Compared with CT, MRI has a remarkable advantage in detecting the primary tumor extension of NPC, but has no advantage in detecting cervical lymph node metastasis. It is necessary and feasible to establish a new clinical staging system of NPC based on MRI.

摘要

背景与目的

磁共振成像(MRI)在评估鼻咽癌(NPC)的侵犯范围方面比计算机断层扫描(CT)更具优势。本研究旨在分析MRI对中国‘92分期系统以及国际抗癌联盟/美国癌症联合委员会(UICC/AJCC)第6版NPC分期系统的影响。

方法

2003年1月至2004年6月,250例经组织学确诊、无转移的初治NPC患者接受了鼻咽部和颈部的增强螺旋CT及MRI扫描。分别根据CT/MRI影像数据及临床信息,按照中国‘92分期系统和UICC/AJCC第6版分期系统对临床分期进行分类。

结果

在检测NPC侵犯鼻咽腔外(口咽、鼻腔和咽旁间隙)、咽后淋巴结、颅底、鼻窦、颅内海绵窦、颞下窝和颈椎方面,MRI优于CT。在检测颈部淋巴结转移方面,CT与MRI之间无统计学差异。
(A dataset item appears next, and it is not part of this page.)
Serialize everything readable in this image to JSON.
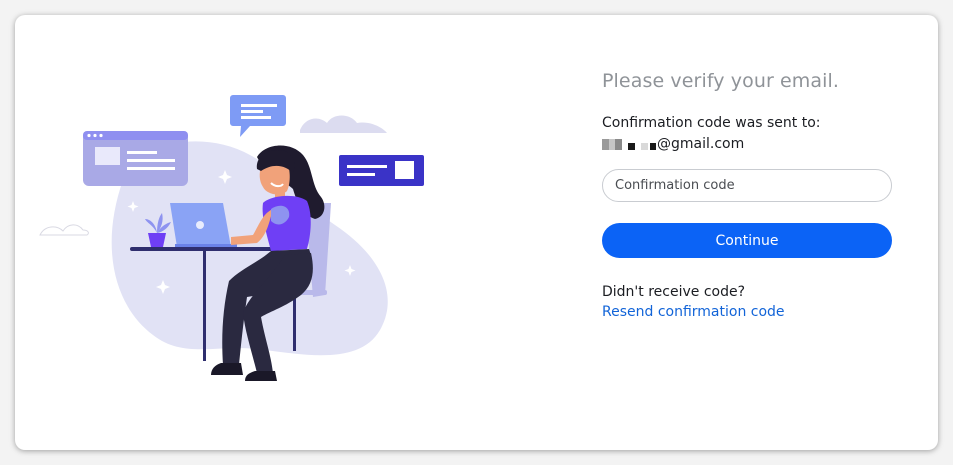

与CT相比,对于中国‘92分期系统,MRI使T分期改变32.0%(包括26.0%分期上调和6.0%分期下调),N分期改变11.6%(6.4%分期上调和5.2%分期下调),临床分期改变30.4%(24.0%分期上调和6.4%分期下调);而对于UICC/AJCC第6版分期系统,MRI使T分期改变39.6%(36.0%分期上调和3.6%分期下调),N分期改变9.2%(5.6%分期上调和3.6%分期下调),临床分期改变37.6%(33.6%分期上调和4.0%分期下调)。

结论

与CT相比,MRI在检测NPC原发肿瘤侵犯范围方面具有显著优势,但在检测颈部淋巴结转移方面无优势。基于MRI建立新的NPC临床分期系统是必要且可行的。